ラジオでの法話が人気の僧侶・川村妙慶さん(撮影:霜越春樹)
欲しかった物を手に入れてもさらに欲しくなる。私たちを取り巻く煩悩から自由になるためには、どうすればよいのでしょうか。ラジオでの法話が人気の僧侶・川村妙慶さんが、仏教の教えからヒントを伝えます(構成=篠藤ゆり 撮影=霜越春樹)

仏教の「合掌」は「手放す」ことの象徴

私たちは日々多くの物に囲まれ、執着や嫉妬など、「心の荷物」もたくさん持ちながら生きています。「心の荷物を手放して、自由になりましょう」というのが、仏教の教えの基本です。

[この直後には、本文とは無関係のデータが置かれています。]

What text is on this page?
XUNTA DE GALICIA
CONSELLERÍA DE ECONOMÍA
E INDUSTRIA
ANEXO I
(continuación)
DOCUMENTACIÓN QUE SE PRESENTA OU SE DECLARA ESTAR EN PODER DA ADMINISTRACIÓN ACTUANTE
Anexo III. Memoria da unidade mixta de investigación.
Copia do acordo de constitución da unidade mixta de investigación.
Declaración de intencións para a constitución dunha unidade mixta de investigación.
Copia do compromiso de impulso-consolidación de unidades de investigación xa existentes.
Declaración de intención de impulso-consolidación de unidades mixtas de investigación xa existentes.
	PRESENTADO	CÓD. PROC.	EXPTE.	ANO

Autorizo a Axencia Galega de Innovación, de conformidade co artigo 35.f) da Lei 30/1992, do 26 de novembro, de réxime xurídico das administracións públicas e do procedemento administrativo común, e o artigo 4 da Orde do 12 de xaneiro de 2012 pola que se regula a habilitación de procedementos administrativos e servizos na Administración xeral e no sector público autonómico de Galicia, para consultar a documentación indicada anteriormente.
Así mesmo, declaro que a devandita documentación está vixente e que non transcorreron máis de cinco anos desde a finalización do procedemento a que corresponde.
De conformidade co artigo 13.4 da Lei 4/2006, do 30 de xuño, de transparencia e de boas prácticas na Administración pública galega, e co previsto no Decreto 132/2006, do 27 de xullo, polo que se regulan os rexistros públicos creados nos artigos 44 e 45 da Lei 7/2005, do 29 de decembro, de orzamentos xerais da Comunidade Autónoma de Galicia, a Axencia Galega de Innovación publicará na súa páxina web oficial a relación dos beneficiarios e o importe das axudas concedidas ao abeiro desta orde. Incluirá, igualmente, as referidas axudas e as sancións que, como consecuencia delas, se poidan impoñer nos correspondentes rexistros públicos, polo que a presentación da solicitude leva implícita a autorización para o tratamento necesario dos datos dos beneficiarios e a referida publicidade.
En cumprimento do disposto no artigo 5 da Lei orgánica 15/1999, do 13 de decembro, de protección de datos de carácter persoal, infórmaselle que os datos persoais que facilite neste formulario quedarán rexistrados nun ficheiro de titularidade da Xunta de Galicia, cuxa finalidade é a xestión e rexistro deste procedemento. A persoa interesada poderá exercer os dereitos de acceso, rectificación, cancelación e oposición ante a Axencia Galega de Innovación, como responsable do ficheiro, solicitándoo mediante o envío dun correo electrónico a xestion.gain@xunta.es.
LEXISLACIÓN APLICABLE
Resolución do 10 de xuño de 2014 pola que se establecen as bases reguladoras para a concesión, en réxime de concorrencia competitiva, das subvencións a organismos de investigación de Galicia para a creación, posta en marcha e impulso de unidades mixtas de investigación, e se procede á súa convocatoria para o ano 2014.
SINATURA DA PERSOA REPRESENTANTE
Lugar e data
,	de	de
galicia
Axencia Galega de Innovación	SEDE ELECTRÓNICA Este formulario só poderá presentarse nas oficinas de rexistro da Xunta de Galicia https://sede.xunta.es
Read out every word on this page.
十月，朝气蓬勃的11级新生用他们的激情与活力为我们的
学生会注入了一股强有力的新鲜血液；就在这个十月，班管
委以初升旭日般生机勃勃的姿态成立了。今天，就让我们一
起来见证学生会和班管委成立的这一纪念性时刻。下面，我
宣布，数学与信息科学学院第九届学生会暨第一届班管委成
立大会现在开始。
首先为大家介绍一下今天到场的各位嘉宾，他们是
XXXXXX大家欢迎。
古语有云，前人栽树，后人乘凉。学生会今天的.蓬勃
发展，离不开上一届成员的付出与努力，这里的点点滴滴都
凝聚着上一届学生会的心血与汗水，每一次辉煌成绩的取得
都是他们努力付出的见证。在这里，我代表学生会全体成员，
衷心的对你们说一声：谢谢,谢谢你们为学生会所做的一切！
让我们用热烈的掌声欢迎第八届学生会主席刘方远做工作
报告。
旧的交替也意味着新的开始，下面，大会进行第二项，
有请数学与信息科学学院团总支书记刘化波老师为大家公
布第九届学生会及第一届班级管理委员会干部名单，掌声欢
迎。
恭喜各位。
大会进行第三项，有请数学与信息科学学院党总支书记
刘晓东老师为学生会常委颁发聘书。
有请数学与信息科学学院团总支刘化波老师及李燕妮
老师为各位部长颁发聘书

仏さまや仏壇を前にした時、私たちは合掌しますが、実はこれには大きな意味があるのをご存じでしょうか。

両手を合わせると、「何も物を持つことができない」、すなわち「いったんすべて手放した」状態になります。その状態で、「自分にとって本当に大事なものは何か?」と己に問いかけることが“手を合わせる”ことの意味なのです。やがて心の荷物を下ろし、必要なものだけを選び取ることができるようになります。

お買い物が好きで、つい買いすぎてしまうという方は多いですね。セールや初売りの福袋を手に入れるためだけに、数時間並ぶ人もいるでしょう。

しかし、手に入れた瞬間に、その嬉しさはあっという間に消えてしまいます。私もそんな経験があるのです。そこで、「何が何でも欲しい!」と思っていたものが、実はそうではなかった、ただの自己満足だったと気づきました。

意外に思われるかもしれませんが、仏教では、物欲を否定していません。「意欲」という言葉があるように、得られるものがあってこそ頑張ることもできると考えるからです。ただ、仏さまは「欲望のためにしか動けない人にはならないように」とおっしゃっています。

仏教絵画では、欲望に囚われた者の象徴として、しばしば「餓鬼」の姿が描かれます。そのお腹はふくらんでおり、十分満たされているのに「まだ欲しい」と苦しんでいる。それは、仏さまの目から見れば、物欲から逃れられない私たちの姿。

家に物が溢れている人、いくら買っても満たされない人は、自分が餓鬼になっていないか、今いちど考えてみてはいかがでしょう。